Expect noticeable benchmark declines unless the method is unusually strong and tuned.
More frequent weirdness: repetitions, missed constraints, shallow reasoning, degraded tool-use reliability.
Some tasks (simple Q&A, summarization) may remain usable; others (coding, multi-step reasoning) often suffer.

The key point: 2‑bit is no longer “free compression.” It’s a real capability trade.

The real-world trade table (typical outcomes)

If your GPU has enough VRAM (e.g., 12–16 GB) and you want stability

Pick 8‑bit when you care about benchmark integrity and predictable behavior.
Latency may be slightly worse than 4‑bit, but quality is steady.

If you want the best “fast small LLM” feel on a single consumer GPU

Pick 4‑bit as the default.
You’ll usually get better tokens/sec than 8‑bit, fit larger context or larger batch, and keep most of the model’s skill.

If VRAM is tight or you want to fit longer context at any cost

Consider 2‑bit, but treat it as a specialization.
It can be the difference between “runs” and “doesn’t run,” yet accuracy loss is often visible and speed gains aren’t guaranteed.

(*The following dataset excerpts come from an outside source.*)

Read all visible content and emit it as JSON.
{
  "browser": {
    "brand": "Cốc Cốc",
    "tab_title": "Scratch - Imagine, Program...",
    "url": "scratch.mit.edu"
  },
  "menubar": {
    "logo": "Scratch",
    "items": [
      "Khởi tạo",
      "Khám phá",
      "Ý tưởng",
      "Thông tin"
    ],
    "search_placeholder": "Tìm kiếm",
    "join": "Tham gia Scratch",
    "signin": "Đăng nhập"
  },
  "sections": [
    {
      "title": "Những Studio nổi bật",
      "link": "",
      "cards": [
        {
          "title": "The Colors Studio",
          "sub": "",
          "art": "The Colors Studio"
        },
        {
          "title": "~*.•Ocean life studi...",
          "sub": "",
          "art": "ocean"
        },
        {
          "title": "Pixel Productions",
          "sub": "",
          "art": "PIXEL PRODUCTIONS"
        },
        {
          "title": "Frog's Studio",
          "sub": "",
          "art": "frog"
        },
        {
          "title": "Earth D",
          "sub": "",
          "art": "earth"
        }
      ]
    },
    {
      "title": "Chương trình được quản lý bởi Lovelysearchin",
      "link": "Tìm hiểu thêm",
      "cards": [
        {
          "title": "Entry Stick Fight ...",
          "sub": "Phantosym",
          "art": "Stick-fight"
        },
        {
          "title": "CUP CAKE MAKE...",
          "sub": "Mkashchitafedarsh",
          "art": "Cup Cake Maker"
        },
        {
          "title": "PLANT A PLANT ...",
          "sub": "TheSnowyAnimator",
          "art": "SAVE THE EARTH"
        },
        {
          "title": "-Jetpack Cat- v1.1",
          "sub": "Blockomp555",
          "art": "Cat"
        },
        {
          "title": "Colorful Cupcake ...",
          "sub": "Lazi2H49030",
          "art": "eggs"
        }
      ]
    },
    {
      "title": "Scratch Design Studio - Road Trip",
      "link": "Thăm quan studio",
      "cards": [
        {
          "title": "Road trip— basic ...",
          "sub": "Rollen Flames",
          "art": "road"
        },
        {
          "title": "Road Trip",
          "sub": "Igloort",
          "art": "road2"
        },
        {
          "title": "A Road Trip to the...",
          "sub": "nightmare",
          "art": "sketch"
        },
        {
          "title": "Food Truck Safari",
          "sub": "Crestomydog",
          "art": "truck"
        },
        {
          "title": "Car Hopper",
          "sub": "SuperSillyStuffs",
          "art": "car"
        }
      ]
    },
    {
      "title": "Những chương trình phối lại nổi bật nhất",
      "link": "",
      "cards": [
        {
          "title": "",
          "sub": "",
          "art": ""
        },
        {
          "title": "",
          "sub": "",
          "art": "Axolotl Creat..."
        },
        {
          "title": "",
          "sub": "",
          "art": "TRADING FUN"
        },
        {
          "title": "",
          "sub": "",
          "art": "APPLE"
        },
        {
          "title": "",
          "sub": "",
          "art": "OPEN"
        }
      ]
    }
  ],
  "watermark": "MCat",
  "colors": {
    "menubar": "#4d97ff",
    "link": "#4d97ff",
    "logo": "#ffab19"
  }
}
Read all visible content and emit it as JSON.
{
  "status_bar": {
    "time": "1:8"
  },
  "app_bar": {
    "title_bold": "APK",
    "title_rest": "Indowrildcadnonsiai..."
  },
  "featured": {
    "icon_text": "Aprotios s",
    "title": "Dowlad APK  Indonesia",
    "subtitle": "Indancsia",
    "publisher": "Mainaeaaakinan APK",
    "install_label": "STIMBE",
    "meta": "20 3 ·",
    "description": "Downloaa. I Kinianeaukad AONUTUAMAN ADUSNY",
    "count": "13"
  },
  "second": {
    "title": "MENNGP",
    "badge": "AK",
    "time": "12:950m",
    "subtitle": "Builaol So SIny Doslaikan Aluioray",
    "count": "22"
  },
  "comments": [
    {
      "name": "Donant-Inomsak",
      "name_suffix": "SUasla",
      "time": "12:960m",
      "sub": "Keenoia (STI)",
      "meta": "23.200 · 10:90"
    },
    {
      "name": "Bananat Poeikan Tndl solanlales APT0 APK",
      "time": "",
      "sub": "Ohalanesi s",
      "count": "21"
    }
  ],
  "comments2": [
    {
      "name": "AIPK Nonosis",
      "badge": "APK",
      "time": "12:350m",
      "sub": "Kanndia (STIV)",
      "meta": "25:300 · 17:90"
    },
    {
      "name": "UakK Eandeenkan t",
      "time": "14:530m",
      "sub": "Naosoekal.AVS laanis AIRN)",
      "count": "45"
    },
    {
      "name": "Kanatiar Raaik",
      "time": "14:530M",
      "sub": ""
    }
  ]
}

A practical decision checklist

Is VRAM the blocker?
If you can’t fit weights + KV cache, go lower-bit or reduce context. 4‑bit is often enough; 2‑bit is a last resort.
Do you care about benchmarks or reliable coding?
Favor 8‑bit or a high-quality 4‑bit setup.
Are you optimizing tokens/sec for chat?
4‑bit usually wins. If 2‑bit doesn’t clearly outperform 4‑bit on your GPU, don’t pay the quality cost.
Is your workload long-context heavy?
Weight quantization helps, but KV cache is the silent VRAM consumer. If your stack supports KV quantization, it can matter more than going from 4‑bit to 2‑bit weights.

For a 7–9B “fast small LLM” on a consumer GPU, 4‑bit weight quantization is the most reliable balance of latency, memory, and benchmark accuracy. 8‑bit is the safer choice when you can afford VRAM and want near-baseline quality. 2‑bit is primarily a “fit it or ship it” option: sometimes useful, often costly in accuracy, and not always faster in real decode latency once kernel overhead is included.